Os dados que remeto, em resposta a solicitações, são retirados de DOCUMENTAÇÃO OFICIAL, conservada ou publicada sob a égide do Estado Maior do Exército.
Os militares tombados referem-se ao dia 15 de Janeiro de 1967 e não à unidade.
A unidade não tem história no AHM. Da História dos Batalhões de Caçadores 1876 e Cavalaria 790, aos quais esteve adido o Pelotão de Reconhecimento 1106, nada consta sobre o facto ou sobre os militares referidos.

Na realidade há falhas, como a notada pelo Carlos Vinhal, a quem agradeço a correcção, mas são originadas com o "copy & paste".

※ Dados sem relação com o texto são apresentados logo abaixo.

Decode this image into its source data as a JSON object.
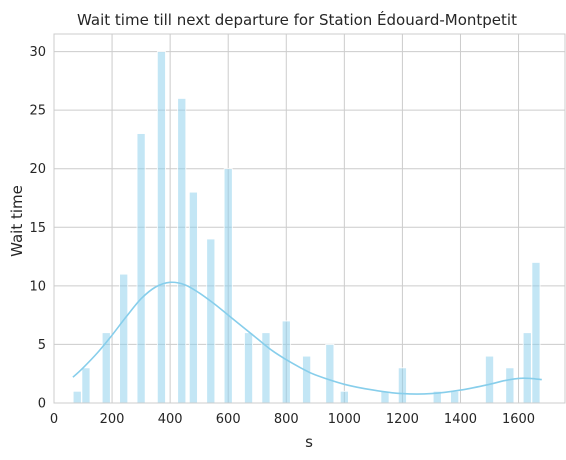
{
  "chart_data": {
    "type": "bar",
    "title": "Wait time till next departure for Station Édouard-Montpetit",
    "xlabel": "s",
    "ylabel": "Wait time",
    "xlim": [
      0,
      1760
    ],
    "ylim": [
      0,
      31.5
    ],
    "xticks": [
      0,
      200,
      400,
      600,
      800,
      1000,
      1200,
      1400,
      1600
    ],
    "yticks": [
      0,
      5,
      10,
      15,
      20,
      25,
      30
    ],
    "grid": true,
    "bar_color": "#87CEEB",
    "kde_color": "#87CEEB",
    "bin_width": 28,
    "series": [
      {
        "kind": "histogram",
        "x": [
          80,
          110,
          180,
          240,
          300,
          370,
          440,
          480,
          540,
          600,
          670,
          730,
          800,
          870,
          950,
          1000,
          1140,
          1200,
          1320,
          1380,
          1500,
          1570,
          1630,
          1660
        ],
        "values": [
          1,
          3,
          6,
          11,
          23,
          30,
          26,
          18,
          14,
          20,
          6,
          6,
          7,
          4,
          5,
          1,
          1,
          3,
          1,
          1,
          4,
          3,
          6,
          12
        ]
      },
      {
        "kind": "kde",
        "x": [
          65,
          100,
          150,
          200,
          250,
          300,
          350,
          400,
          450,
          500,
          550,
          600,
          650,
          700,
          750,
          800,
          850,
          900,
          1000,
          1100,
          1200,
          1300,
          1400,
          1500,
          1550,
          1600,
          1640,
          1680
        ],
        "values": [
          2.2,
          3.0,
          4.3,
          5.8,
          7.4,
          8.9,
          9.9,
          10.3,
          10.1,
          9.4,
          8.5,
          7.5,
          6.5,
          5.5,
          4.5,
          3.7,
          3.0,
          2.4,
          1.6,
          1.1,
          0.8,
          0.8,
          1.1,
          1.6,
          1.9,
          2.1,
          2.1,
          2.0
        ]
      }
    ]
  }
}
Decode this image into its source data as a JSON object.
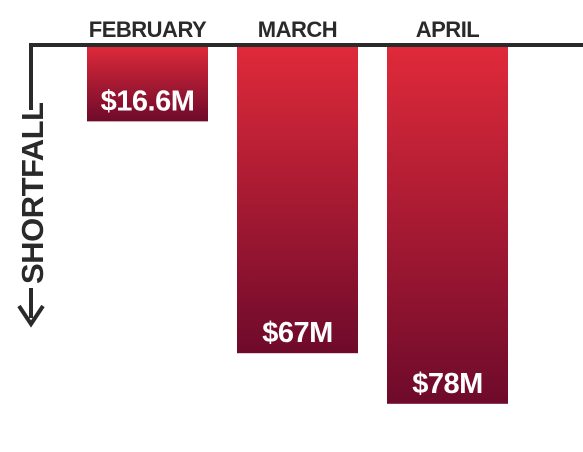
{
  "chart_data": {
    "type": "bar",
    "orientation": "downward",
    "categories": [
      "FEBRUARY",
      "MARCH",
      "APRIL"
    ],
    "values": [
      16.6,
      67,
      78
    ],
    "value_labels": [
      "$16.6M",
      "$67M",
      "$78M"
    ],
    "ylabel": "SHORTFALL",
    "unit": "$M",
    "grid": false,
    "colors": {
      "bar_top": "#e02a3a",
      "bar_bottom": "#6e0a2b",
      "axis": "#2a2a2a"
    }
  }
}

Quando trato destes casos, que origina deslocações e outros demarches, coloco neles o maior cuidado, pois tratam-se de memórias e não noticiasv avulsas.

Há que ter em conta que, muitas vezes, os factos relatados na documentação oficial, não é exactamente o relato factual.

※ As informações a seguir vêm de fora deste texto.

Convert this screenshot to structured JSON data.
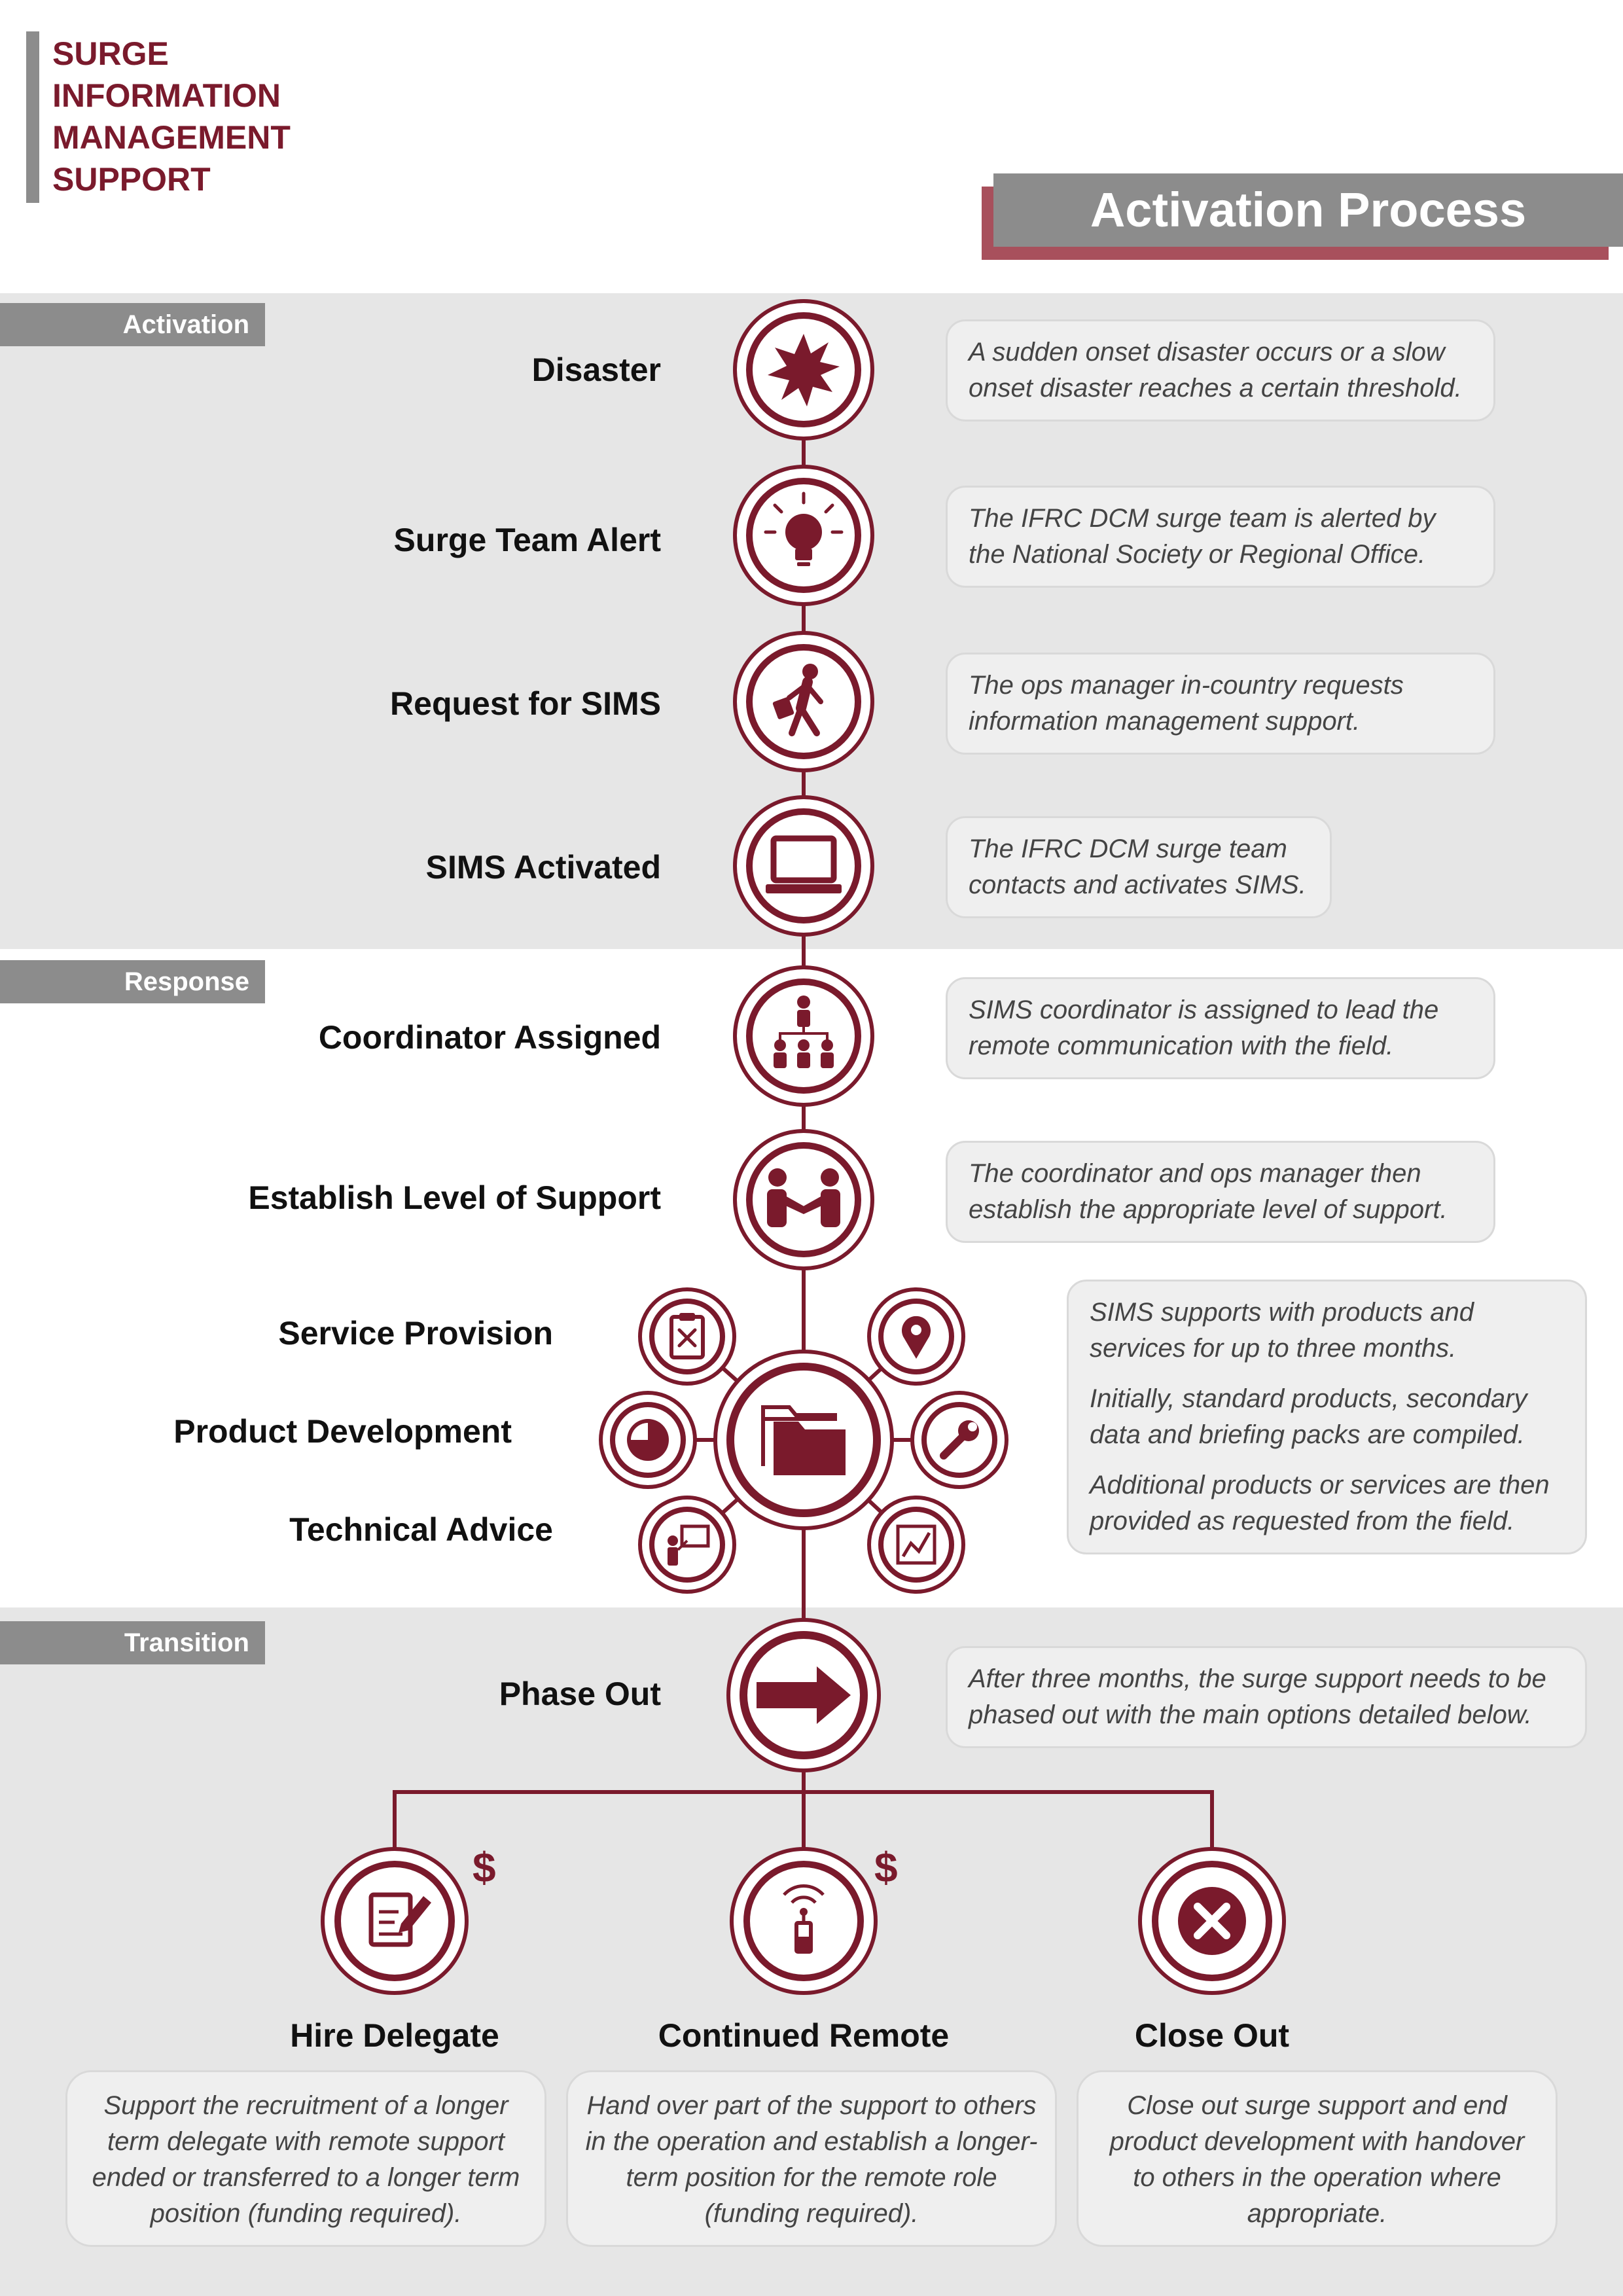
{
  "header": {
    "brand_lines": [
      "SURGE",
      "INFORMATION",
      "MANAGEMENT",
      "SUPPORT"
    ],
    "title": "Activation Process"
  },
  "sections": {
    "activation": "Activation",
    "response": "Response",
    "transition": "Transition"
  },
  "steps": [
    {
      "label": "Disaster",
      "icon": "explosion-icon",
      "desc": "A sudden onset disaster occurs or a slow onset disaster reaches a certain threshold."
    },
    {
      "label": "Surge Team Alert",
      "icon": "lightbulb-icon",
      "desc": "The IFRC DCM surge team is alerted by the National Society or Regional Office."
    },
    {
      "label": "Request for SIMS",
      "icon": "person-walking-icon",
      "desc": "The ops manager in-country requests information management support."
    },
    {
      "label": "SIMS Activated",
      "icon": "laptop-icon",
      "desc": "The IFRC DCM surge team contacts and activates SIMS."
    },
    {
      "label": "Coordinator Assigned",
      "icon": "org-chart-icon",
      "desc": "SIMS coordinator is assigned to lead the remote communication with the field."
    },
    {
      "label": "Establish Level of Support",
      "icon": "handshake-icon",
      "desc": "The coordinator and ops manager then establish the appropriate level of support."
    }
  ],
  "services": {
    "labels": [
      "Service Provision",
      "Product Development",
      "Technical Advice"
    ],
    "center_icon": "folder-icon",
    "satellite_icons": [
      "clipboard-icon",
      "map-pin-icon",
      "pie-chart-icon",
      "wrench-icon",
      "presentation-icon",
      "line-chart-icon"
    ],
    "desc": [
      "SIMS supports with products and services for up to three months.",
      "Initially, standard products, secondary data and briefing packs are compiled.",
      "Additional products or services are then provided as requested from the field."
    ]
  },
  "phase_out": {
    "label": "Phase Out",
    "icon": "arrow-right-icon",
    "desc": "After three months, the surge support needs to be phased out with the main options detailed below."
  },
  "options": [
    {
      "title": "Hire Delegate",
      "icon": "contract-sign-icon",
      "funding": "$",
      "desc": "Support the recruitment of a longer term delegate with remote support ended or transferred to a longer term position (funding required)."
    },
    {
      "title": "Continued Remote",
      "icon": "mobile-signal-icon",
      "funding": "$",
      "desc": "Hand over part of the support to others in the operation and establish a longer-term position for the remote role (funding required)."
    },
    {
      "title": "Close Out",
      "icon": "close-x-icon",
      "funding": "",
      "desc": "Close out surge support and end product development with handover to others in the operation where appropriate."
    }
  ],
  "colors": {
    "brand": "#7a1a2c",
    "accent_rose": "#a8505c",
    "header_grey": "#8c8c8c",
    "band_grey": "#e6e6e6"
  }
}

E deixo a pergunta: quantas operações foram feitas "apenas no papel"?


Anónimo disse...

Zé Martins

Parece que não gostaste do meu comentário ...
Eu apenas alertei para os dados que tenho de um elemento do Pel ALM 1106 meu amigo e conterrâneo e que até pode ter omitido esses 3 nomes, mas dar-me a lista completa do pessoal e indicar os 4 falecidos que te enviei por mail e que tu ao qual nem sequer respondeste, aliás enviei para o Luís e para o Blogue que não responderam e nem sei se entraram em contacto com o Barbosa
Sei muito bem o trabalho que dá fazer essa investigação, tenho muita experiência e sei que há muitas falhas nos livros do EME que tenho todos e já lhes alertei para muitas delas.
E sei muito bem como foram feitas as fichas desses livros, pois quando da recolha para os mesmos estive em contacto com elementos da equipa, os quais ainda estavam na Mouraria e quais as fontes, mas esse grupo de boa vontade era constituído por ser humanos e que por vezes passavam elementos errados para as fichas porque a fonte estava errada e que era a partir, embora não só, dos resumos das Unidades, como tu invocas, o que também pode não corresponder à verdade como eu detectei alguns casos das muitas Hist de Unidades que consultei no AHM em Sta Apolónia
Um abraço para todos
Carlos Silva

José Marcelino Martins disse...

Anónimo Anónimo disse...

Zé Martins

Parece que não gostaste do meu comentário ...


Não, Carlos Silva.
Não fiquei nem ficarei "chateado" com os comentários ou divergências que possam ser apontadas às minhas notas, postadas neste blogue.
Todos sabemos, e disso eu próprio e mais uma vez, dei nota, nem tudo o que se escreveu está correcto, mas, para o bem ou para o mal, será a "verdade" oficial, porque está escrito por quem de direito, e está em depósito numa instituição credível.

Abraço.

Hélder Valério disse...

Quanto a este assunto prefiro salientar o esforço e a dedicação do Zé Martins na tentativa de dar uma resposta o mais completa possível à louvável demanda da Maria Cristina.

Hélder Sousa

Anónimo disse...

Os meus sinceros agradecimentos por todo o empenho, dedicação e investigação sobre os acontecimentos relativos à morte do meu tio António Dias Simão, principalmente por parte do sr. José Martins.
É de louvar toso esse trabalho de investigação que não permite deixar cair no esquecimento os factos, podendo os familiares ter acesso às informações dos seus entes queridos. Bem hajam.